“Why Mrs. Gladstone,”
said Miss Tabitha, “you are as zealous as a new
convert to the cause of woman suffrage. We single
women who are constantly taxed without being represented,
know what it is to see ignorance and corruption striking
hands together and voting away our money for whatever
purposes they choose. I pay as large a tax as
many of the men in A.P., and yet cannot say who shall
assess my property for a single year.”
“And there is another thing,”
said Mrs. Gladstone, “ought to be brought to
the consideration of the men, and it is this.
They refuse to let us vote and yet fail to protect
our homes from the ravages of rum. My young friend,
whom I said died of starvation; foolishly married a
dissipated man who happened to be rich and handsome.
She was gentle, loving, sensitive to a fault.
He was querulous, fault-finding and irritable, because
his nervous system was constantly unstrung by liquor.
She lacked tenderness, sympathy and heart support,
and at last faded and died, not starvation of the
body, but a trophy of the soul, and when I say the
law helped, I mean it licensed the places that kept
the temptation ever in his way. And I fear, that
is the secret of Jeanette’s faded looks, and
unhappy bearing.”
No Jeanette was not happy. Night
after night would she pace the floor of her splendidly
furnished chamber waiting and watching for her husband’s
footsteps. She and his friends had hoped that
her influence would be strong enough to win him away
from his boon companions, that his home and beautiful
bride would present superior attractions to Anderson’s
saloon, his gambling pool, and champaign suppers, and
for a while they did, but soon the novelty wore off,
and Jeanette found out to her great grief that her
power to bind him to the simple attractions of home
were as futile as a rôle of cobwebs to moor a ship
to the shore, when it has drifted out and is dashing
among the breakers. He had learned to live an
element of excitement, and to depend upon artificial
stimulation, until it seemed as if the very blood
in his veins grew sluggish fictitious excitement was
removed. His father, hopeless of his future, had
dissolved partnership with him, and for months there
had been no communication between them; and Jeanette
saw with agony and dismay that his life was being
wrecked upon the broad sea of sin and shame.
“Where is his father? The
child can’t live. It is one of the worst
cases of croup I have had this year, why didn’t
you send for me sooner? Where is his father?
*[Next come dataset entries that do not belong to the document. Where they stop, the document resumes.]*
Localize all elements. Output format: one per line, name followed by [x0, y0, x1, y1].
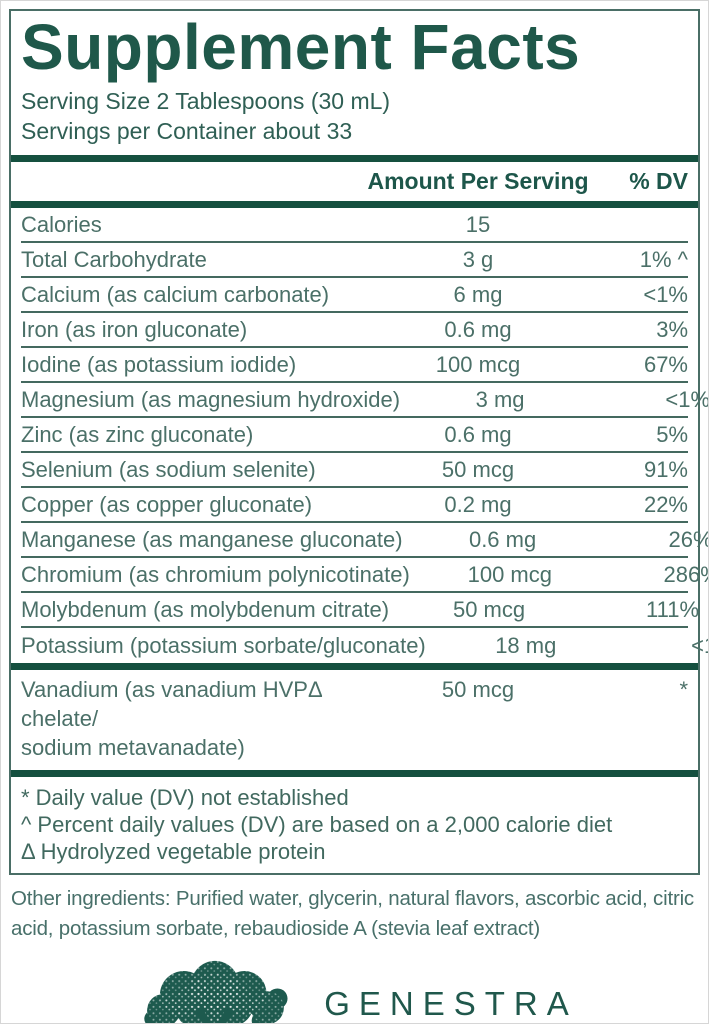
thick-divider-top	[11, 155, 698, 163]
brand-logo: GENESTRA BRANDS®	[1, 960, 708, 1023]
nutrient-amount: 15	[465, 211, 491, 237]
nutrient-dv: 26%	[668, 526, 709, 552]
nutrient-name: Chromium (as chromium polynicotinate)	[21, 561, 410, 587]
nutrient-amount: 50 mcg	[441, 677, 515, 703]
nutrient-row: Total Carbohydrate 3 g 1% ^	[21, 243, 688, 279]
nutrient-dv: 67%	[643, 351, 688, 377]
nutrient-name: Potassium (potassium sorbate/gluconate)	[21, 632, 426, 658]
nutrient-amount: 50 mcg	[441, 456, 515, 482]
col-header-amount: Amount Per Serving	[367, 168, 589, 195]
nutrient-dv: <1%	[643, 281, 688, 307]
nutrient-row: Chromium (as chromium polynicotinate) 10…	[21, 558, 708, 594]
facts-header-row: Amount Per Serving % DV	[21, 162, 688, 201]
nutrient-amount: 0.2 mg	[444, 491, 512, 517]
nutrient-dv: 5%	[656, 421, 688, 447]
nutrient-amount: 6 mg	[453, 281, 503, 307]
nutrient-name: Iron (as iron gluconate)	[21, 316, 248, 342]
nutrient-row: Magnesium (as magnesium hydroxide) 3 mg …	[21, 383, 708, 419]
nutrient-name: Zinc (as zinc gluconate)	[21, 421, 254, 447]
nutrient-name: Manganese (as manganese gluconate)	[21, 526, 403, 552]
footnote-percent-dv: ^ Percent daily values (DV) are based on…	[21, 812, 613, 838]
nutrient-amount: 100 mcg	[467, 561, 552, 587]
serving-size-line: Serving Size 2 Tablespoons (30 mL)	[21, 88, 391, 115]
nutrient-row: Molybdenum (as molybdenum citrate) 50 mc…	[21, 593, 699, 629]
facts-title: Supplement Facts	[21, 11, 581, 83]
nutrient-name: Molybdenum (as molybdenum citrate)	[21, 596, 390, 622]
supplement-facts-panel: Supplement Facts Serving Size 2 Tablespo…	[9, 9, 708, 876]
nutrient-row: Potassium (potassium sorbate/gluconate) …	[21, 628, 708, 663]
nutrient-name: Total Carbohydrate	[21, 246, 207, 272]
nutrient-row: Iron (as iron gluconate) 0.6 mg 3%	[21, 313, 688, 349]
col-header-dv: % DV	[629, 168, 688, 195]
nutrient-amount: 18 mg	[495, 632, 557, 658]
nutrient-row: Copper (as copper gluconate) 0.2 mg 22%	[21, 488, 688, 524]
nutrient-dv: 111%	[646, 596, 700, 622]
nutrient-row: Calcium (as calcium carbonate) 6 mg <1%	[21, 278, 688, 314]
footnotes: * Daily value (DV) not established ^ Per…	[21, 784, 688, 865]
footnote-dv-not-established: * Daily value (DV) not established	[21, 785, 349, 811]
nutrient-name: Copper (as copper gluconate)	[21, 491, 313, 517]
nutrient-amount: 0.6 mg	[444, 316, 512, 342]
nutrient-name: Calcium (as calcium carbonate)	[21, 281, 330, 307]
nutrient-dv: 1% ^	[639, 246, 688, 272]
nutrient-amount: 100 mcg	[435, 351, 521, 377]
tree-icon	[144, 961, 288, 1023]
nutrient-name: Calories	[21, 211, 102, 237]
nutrient-dv: <1%	[691, 632, 708, 658]
nutrient-amount: 50 mcg	[452, 596, 526, 622]
nutrient-name: Vanadium (as vanadium HVPΔ chelate/ sodi…	[21, 677, 322, 761]
nutrient-row: Zinc (as zinc gluconate) 0.6 mg 5%	[21, 418, 688, 454]
nutrient-dv: 3%	[656, 316, 688, 342]
nutrient-dv: 91%	[643, 456, 688, 482]
nutrient-name: Selenium (as sodium selenite)	[21, 456, 316, 482]
vanadium-row: Vanadium (as vanadium HVPΔ chelate/ sodi…	[21, 670, 688, 770]
nutrient-row: Calories 15	[21, 208, 688, 244]
thick-divider-above-vanadium	[11, 663, 698, 671]
servings-per-container-line: Servings per Container about 33	[21, 118, 353, 145]
other-ingredients: Other ingredients: Purified water, glyce…	[11, 887, 694, 941]
nutrient-row: Iodine (as potassium iodide) 100 mcg 67%	[21, 348, 688, 384]
nutrient-amount: 0.6 mg	[468, 526, 537, 552]
nutrient-rows: Calories 15 Total Carbohydrate 3 g 1% ^ …	[21, 208, 708, 663]
nutrient-dv: 286%	[663, 561, 708, 587]
thick-divider-under-header	[11, 201, 698, 209]
nutrient-row: Selenium (as sodium selenite) 50 mcg 91%	[21, 453, 688, 489]
brand-text: GENESTRA BRANDS®	[315, 985, 578, 1023]
tree-trunk	[195, 1006, 235, 1023]
nutrient-name: Magnesium (as magnesium hydroxide)	[21, 386, 401, 412]
thick-divider-bottom	[11, 770, 698, 778]
nutrient-dv: 22%	[643, 491, 688, 517]
nutrient-dv: *	[679, 677, 688, 703]
nutrient-amount: 0.6 mg	[444, 421, 512, 447]
nutrient-dv: <1%	[665, 386, 709, 412]
nutrient-amount: 3 mg	[475, 386, 525, 412]
brand-name: GENESTRA	[324, 985, 578, 1023]
nutrient-amount: 3 g	[462, 246, 494, 272]
nutrient-row: Manganese (as manganese gluconate) 0.6 m…	[21, 523, 708, 559]
footnote-hvp: Δ Hydrolyzed vegetable protein	[21, 839, 326, 865]
nutrient-name: Iodine (as potassium iodide)	[21, 351, 297, 377]
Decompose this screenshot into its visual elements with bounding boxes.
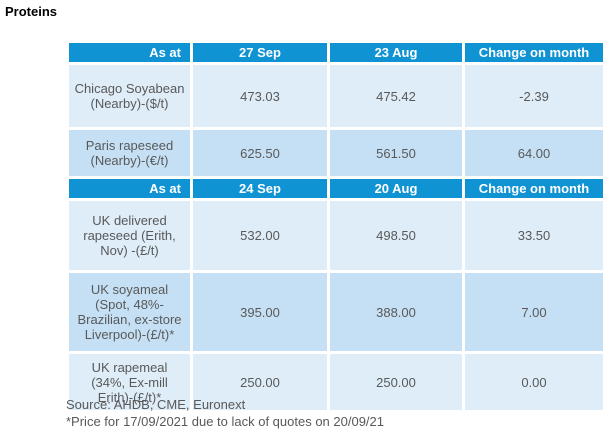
header-current-date-1: 27 Sep — [190, 40, 330, 65]
header-as-at-2: As at — [66, 176, 193, 201]
commodity-label: Chicago Soyabean (Nearby)-($/t) — [66, 62, 193, 130]
table-row-uk-rapemeal: UK rapemeal (34%, Ex-mill Erith)-(£/t)* … — [66, 351, 606, 413]
table-row-chicago-soyabean: Chicago Soyabean (Nearby)-($/t) 473.03 4… — [66, 62, 606, 130]
header-current-date-2: 24 Sep — [190, 176, 330, 201]
price-change: 7.00 — [462, 270, 606, 354]
table-header-row-1: As at 27 Sep 23 Aug Change on month — [66, 40, 606, 65]
commodity-label: Paris rapeseed (Nearby)-(€/t) — [66, 127, 193, 179]
price-change: 0.00 — [462, 351, 606, 413]
proteins-price-table: As at 27 Sep 23 Aug Change on month Chic… — [66, 40, 606, 413]
header-previous-date-2: 20 Aug — [327, 176, 465, 201]
header-change-on-month-1: Change on month — [462, 40, 606, 65]
table-row-uk-delivered-rapeseed: UK delivered rapeseed (Erith, Nov) -(£/t… — [66, 198, 606, 273]
table-footer: Source: AHDB, CME, Euronext *Price for 1… — [66, 396, 384, 430]
price-previous: 475.42 — [327, 62, 465, 130]
price-current: 473.03 — [190, 62, 330, 130]
commodity-label: UK rapemeal (34%, Ex-mill Erith)-(£/t)* — [66, 351, 193, 413]
price-previous: 250.00 — [327, 351, 465, 413]
table-row-paris-rapeseed: Paris rapeseed (Nearby)-(€/t) 625.50 561… — [66, 127, 606, 179]
proteins-table-container: As at 27 Sep 23 Aug Change on month Chic… — [66, 40, 606, 413]
page-title: Proteins — [5, 4, 58, 19]
price-current: 532.00 — [190, 198, 330, 273]
price-current: 625.50 — [190, 127, 330, 179]
price-previous: 561.50 — [327, 127, 465, 179]
commodity-label: UK soyameal (Spot, 48%- Brazilian, ex-st… — [66, 270, 193, 354]
price-current: 250.00 — [190, 351, 330, 413]
price-change: -2.39 — [462, 62, 606, 130]
header-as-at-1: As at — [66, 40, 193, 65]
price-previous: 498.50 — [327, 198, 465, 273]
source-text: Source: AHDB, CME, Euronext — [66, 397, 246, 412]
price-change: 64.00 — [462, 127, 606, 179]
price-current: 395.00 — [190, 270, 330, 354]
table-row-uk-soyameal: UK soyameal (Spot, 48%- Brazilian, ex-st… — [66, 270, 606, 354]
header-previous-date-1: 23 Aug — [327, 40, 465, 65]
commodity-label: UK delivered rapeseed (Erith, Nov) -(£/t… — [66, 198, 193, 273]
footnote-text: *Price for 17/09/2021 due to lack of quo… — [66, 414, 385, 429]
table-header-row-2: As at 24 Sep 20 Aug Change on month — [66, 176, 606, 201]
price-change: 33.50 — [462, 198, 606, 273]
price-previous: 388.00 — [327, 270, 465, 354]
header-change-on-month-2: Change on month — [462, 176, 606, 201]
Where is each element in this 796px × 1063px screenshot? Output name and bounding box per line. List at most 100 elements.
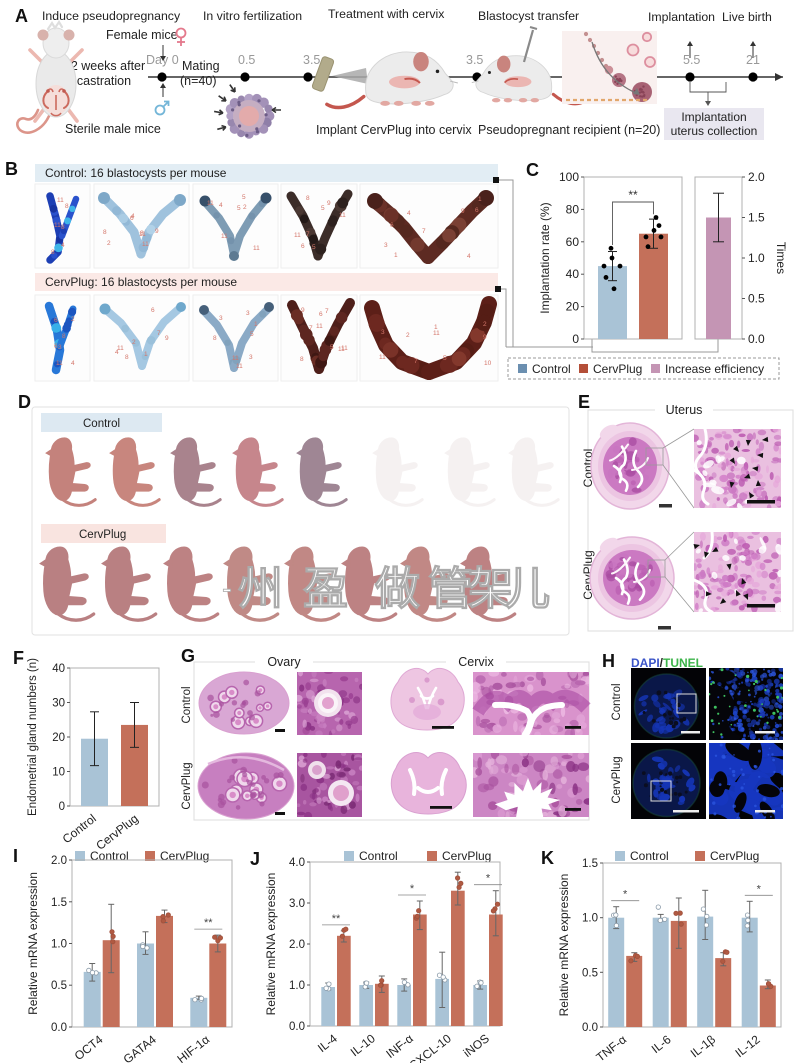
svg-text:3.5: 3.5 (466, 53, 483, 67)
svg-text:Control: Control (90, 849, 129, 863)
svg-text:3: 3 (58, 344, 62, 351)
svg-text:5: 5 (443, 355, 447, 362)
svg-text:20: 20 (566, 300, 580, 314)
svg-text:做: 做 (374, 563, 420, 614)
svg-text:castration: castration (77, 74, 131, 88)
svg-text:2 weeks after: 2 weeks after (71, 59, 145, 73)
svg-text:2: 2 (243, 204, 247, 211)
svg-text:8: 8 (213, 335, 217, 342)
svg-text:IL-4: IL-4 (315, 1031, 340, 1055)
svg-text:4: 4 (407, 210, 411, 217)
svg-text:Female mice: Female mice (106, 28, 178, 42)
svg-text:2: 2 (107, 240, 111, 247)
svg-text:6: 6 (301, 243, 305, 250)
svg-text:*: * (757, 883, 762, 895)
svg-text:10: 10 (484, 360, 492, 367)
svg-text:Cervix: Cervix (458, 655, 494, 669)
svg-text:5.5: 5.5 (683, 53, 700, 67)
svg-text:0.5: 0.5 (748, 292, 765, 306)
svg-text:8: 8 (125, 354, 129, 361)
svg-text:3: 3 (381, 329, 385, 336)
svg-text:CervPlug: CervPlug (79, 529, 126, 541)
svg-text:10: 10 (52, 767, 65, 779)
svg-text:州: 州 (238, 563, 283, 614)
svg-text:IL-12: IL-12 (732, 1032, 762, 1060)
svg-text:CervPlug: 16 blastocysts per m: CervPlug: 16 blastocysts per mouse (45, 275, 237, 289)
svg-text:**: ** (332, 913, 341, 925)
svg-text:Times: Times (774, 242, 788, 274)
svg-text:Treatment with cervix: Treatment with cervix (328, 7, 445, 21)
svg-text:Induce pseudopregnancy: Induce pseudopregnancy (42, 9, 181, 23)
svg-text:Implantation: Implantation (681, 110, 746, 124)
svg-text:3: 3 (249, 354, 253, 361)
svg-text:Control: Control (611, 683, 623, 720)
svg-text:CervPlug: CervPlug (181, 762, 193, 809)
svg-text:11: 11 (56, 360, 63, 367)
svg-text:CervPlug: CervPlug (93, 811, 141, 852)
svg-text:*: * (623, 889, 628, 901)
svg-text:*: * (486, 873, 491, 885)
svg-text:C: C (526, 160, 539, 180)
svg-text:HIF-1α: HIF-1α (174, 1032, 212, 1063)
svg-text:1: 1 (394, 252, 398, 259)
svg-text:Implantation: Implantation (648, 10, 715, 24)
svg-text:1: 1 (434, 324, 438, 331)
svg-text:5: 5 (242, 194, 246, 201)
svg-text:**: ** (628, 188, 638, 202)
svg-text:7: 7 (422, 228, 426, 235)
svg-text:IL-6: IL-6 (649, 1032, 674, 1056)
svg-text:CXCL-10: CXCL-10 (406, 1031, 454, 1063)
svg-text:11: 11 (207, 200, 214, 207)
svg-text:管: 管 (428, 563, 473, 614)
svg-text:Control: Control (359, 849, 398, 863)
svg-text:架: 架 (468, 563, 513, 614)
svg-text:1.0: 1.0 (289, 980, 305, 992)
svg-text:Sterile male mice: Sterile male mice (65, 122, 161, 136)
svg-text:0.0: 0.0 (582, 1022, 598, 1034)
svg-text:2.0: 2.0 (748, 170, 765, 184)
svg-text:11: 11 (142, 241, 149, 248)
svg-text:DAPI/TUNEL: DAPI/TUNEL (631, 656, 703, 670)
svg-text:1: 1 (144, 351, 148, 358)
svg-text:5: 5 (237, 205, 241, 212)
svg-text:9: 9 (461, 208, 465, 215)
svg-text:A: A (15, 6, 28, 26)
svg-text:IL-1β: IL-1β (688, 1032, 718, 1060)
svg-text:11: 11 (338, 346, 345, 353)
svg-text:8: 8 (300, 356, 304, 363)
svg-text:H: H (602, 651, 615, 671)
svg-text:7: 7 (325, 308, 329, 315)
svg-text:8: 8 (103, 229, 107, 236)
svg-text:5: 5 (250, 331, 254, 338)
svg-text:6: 6 (319, 311, 323, 318)
svg-text:E: E (578, 392, 590, 412)
svg-text:-: - (222, 572, 232, 605)
svg-text:4: 4 (131, 213, 135, 220)
svg-text:9: 9 (327, 200, 331, 207)
svg-text:80: 80 (566, 202, 580, 216)
svg-text:Relative mRNA expression: Relative mRNA expression (557, 874, 571, 1017)
svg-text:6: 6 (54, 317, 58, 324)
svg-text:6: 6 (151, 307, 155, 314)
svg-text:30: 30 (52, 698, 65, 710)
svg-text:*: * (410, 883, 415, 895)
svg-text:CervPlug: CervPlug (611, 756, 623, 803)
svg-text:11: 11 (236, 363, 243, 370)
svg-text:Uterus: Uterus (666, 403, 703, 417)
svg-text:1.0: 1.0 (748, 251, 765, 265)
svg-text:D: D (18, 392, 31, 412)
svg-text:CervPlug: CervPlug (160, 849, 209, 863)
svg-text:3: 3 (384, 242, 388, 249)
svg-text:6: 6 (130, 215, 134, 222)
svg-text:2: 2 (406, 332, 410, 339)
svg-text:11: 11 (316, 323, 323, 330)
svg-text:2: 2 (483, 321, 487, 328)
svg-text:7: 7 (309, 325, 313, 332)
svg-text:7: 7 (157, 330, 161, 337)
svg-text:Live birth: Live birth (722, 10, 772, 24)
svg-text:In vitro fertilization: In vitro fertilization (203, 9, 302, 23)
svg-text:9: 9 (483, 334, 487, 341)
svg-text:0: 0 (59, 801, 65, 813)
svg-text:0.0: 0.0 (51, 1022, 67, 1034)
svg-text:儿: 儿 (505, 563, 550, 614)
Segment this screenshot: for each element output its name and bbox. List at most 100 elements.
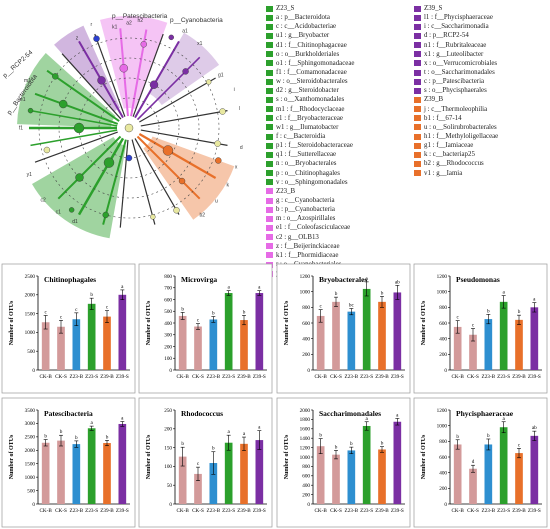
significance-letter: a — [243, 431, 246, 437]
y-tick-label: 1400 — [300, 436, 311, 442]
legend-swatch — [266, 243, 273, 250]
x-tick-label: CK-S — [467, 508, 479, 514]
legend-item-label: h1 : f__Methyloligellaceae — [424, 132, 499, 140]
x-tick-label: CK-S — [330, 508, 342, 514]
bar — [453, 326, 462, 370]
significance-letter: a — [121, 416, 124, 422]
cladogram-ring — [98, 97, 160, 159]
significance-letter: c — [106, 305, 109, 311]
bar — [469, 468, 477, 504]
legend-item: h1 : f__Methyloligellaceae — [414, 132, 498, 141]
clade-highlight — [17, 53, 116, 128]
y-tick-label: 400 — [439, 470, 447, 476]
leaf-letter: g1 — [218, 72, 224, 78]
legend-item-label: f1 : f__Comamonadaceae — [276, 68, 347, 76]
panel-frame — [413, 397, 548, 528]
significance-letter: a — [396, 412, 399, 418]
legend-item: z : f__Beijerinckiaceae — [266, 242, 365, 251]
y-tick-label: 1000 — [300, 455, 311, 461]
y-tick-label: 1200 — [437, 408, 448, 414]
chart-title: Microvirga — [181, 275, 217, 284]
clade-label-patescibacteria: p__Patescibacteria — [112, 13, 168, 20]
significance-letter: a — [366, 276, 369, 282]
legend-group-label: Z23_S — [276, 5, 295, 12]
cladogram-ring — [38, 37, 220, 219]
leaf-letter: e1 — [20, 97, 26, 103]
chart-title: Pseudomonas — [456, 275, 500, 284]
x-tick-label: Z39-S — [253, 508, 266, 514]
y-tick-label: 700 — [164, 286, 172, 292]
y-tick-label: 100 — [164, 356, 172, 362]
leaf-letter: y1 — [27, 172, 33, 178]
y-tick-label: 2000 — [300, 408, 311, 414]
cladogram-branch — [119, 139, 129, 228]
cladogram-node — [125, 154, 133, 162]
x-tick-label: Z23-S — [360, 508, 373, 514]
legend-swatch — [414, 60, 421, 67]
legend-item-label: b2 : g__Rhodococcus — [424, 160, 484, 168]
y-tick-label: 1000 — [300, 289, 311, 295]
legend-item-label: v1 : g__Iamia — [424, 169, 463, 177]
y-tick-label: 3500 — [25, 408, 36, 414]
legend-item: j : c__Thermoleophilia — [414, 105, 498, 114]
significance-letter: b — [381, 290, 384, 296]
cladogram-node — [149, 80, 159, 89]
significance-letter: a — [503, 416, 506, 422]
significance-letter: b — [319, 433, 322, 439]
significance-letter: ab — [395, 279, 400, 285]
legend-swatch — [266, 97, 273, 103]
y-tick-label: 600 — [439, 321, 447, 327]
legend-item-label: u : o__Solirubrobacterales — [424, 123, 497, 131]
legend-swatch — [266, 51, 273, 58]
legend-item-label: o1 : f__Sphingomonadaceae — [276, 59, 355, 67]
bar — [316, 315, 325, 370]
legend-item: n : o__Bryobacterales — [266, 159, 365, 168]
significance-letter: a — [121, 284, 124, 290]
cladogram-node — [27, 107, 34, 114]
y-tick-label: 400 — [164, 321, 172, 327]
cladogram-node — [68, 207, 75, 213]
legend-item: t : o__Saccharimonadales — [414, 68, 498, 77]
legend-item: g1 : f__Iamiaceae — [414, 141, 498, 150]
legend-swatch — [266, 224, 273, 231]
y-tick-label: 150 — [164, 445, 172, 451]
bar-chart-panel: 0 200 400 600 800 1000 1200 Number of OTUs Pseud… — [412, 262, 549, 395]
legend-group-header: Z23_B — [266, 187, 365, 196]
y-tick-label: 800 — [439, 439, 447, 445]
legend-swatch — [266, 60, 273, 67]
x-tick-label: CK-B — [314, 374, 327, 380]
y-tick-label: 200 — [164, 427, 172, 433]
leaf-letter: a1 — [182, 28, 188, 34]
bar — [362, 288, 371, 370]
legend-item-label: x1 : g__Luteolibacter — [424, 50, 484, 58]
x-tick-label: Z23-S — [85, 374, 98, 380]
cladogram-branch — [61, 53, 122, 120]
legend-item: e1 : f__Coleofasciculaceae — [266, 223, 365, 232]
legend-item-label: d2 : g__Steroidobacter — [276, 87, 339, 95]
legend-item-label: f : c__Bacteroidia — [276, 132, 326, 140]
y-tick-label: 1200 — [437, 274, 448, 280]
x-tick-label: Z39-B — [375, 508, 389, 514]
significance-letter: b — [60, 429, 63, 435]
significance-letter: b — [44, 434, 47, 440]
cladogram-node — [52, 73, 59, 80]
legend-swatch — [414, 14, 421, 21]
bar-chart-panel: 0 200 400 600 800 1000 1200 Number of OTUs Bryob… — [275, 262, 412, 395]
significance-letter: a — [366, 416, 369, 422]
x-tick-label: Z39-B — [237, 508, 251, 514]
legend-swatch — [266, 5, 273, 12]
y-tick-label: 2000 — [25, 448, 36, 454]
chart-title: Saccharimonadales — [319, 409, 381, 418]
legend-item-label: p1 : f__Steroidobacteraceae — [276, 142, 353, 150]
legend-item-label: m : o__Azospirillales — [276, 215, 336, 223]
legend-swatch — [266, 234, 273, 241]
legend-swatch — [266, 87, 273, 94]
leaf-letter: c2 — [41, 197, 47, 203]
legend-swatch — [266, 252, 273, 259]
bar — [103, 443, 111, 504]
legend-swatch — [266, 170, 273, 177]
significance-letter: b — [106, 434, 109, 440]
legend-item-label: c : c__Acidobacteriae — [276, 23, 337, 31]
cladogram-branch — [102, 139, 127, 225]
legend-group-label: Z39_S — [424, 5, 443, 12]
It is now just twelve o’clock, time for all respectable
men to be in the house,” said the bluff but kind
hearted family doctor looking tenderly upon Jeanette’s
little boy who lay gasping for breath in the last
stages of croup.
“Oh! I don’t know,”
said Jeanette her face crimsoning beneath the doctor’s
searching glance. “I suppose he is down
to Anderson’s.”
“Anderson’s!” said
the doctor in a tone of hearty indignation, “what
business has he there, and his child dying here?”
“But doctor, he didn’t
know, the child had fever when he went out, but neither
of us thought much of it till I was awakened by his
strange and unnatural breathing. I sent for you
as soon as I could rouse the servants.”
“Well rouse them again, and tell them to go down
to Anderson’s and tell your husband that his
child is dying.”
“Oh! no not dying doctor, you
surely don’t mean it.” “Yes
Jeanette,” said the old family doctor, tenderly
and sadly, “I can do nothing for him, let me
take him in my arms and rest you. Dear little
darling, he will be saved from the evils to come.”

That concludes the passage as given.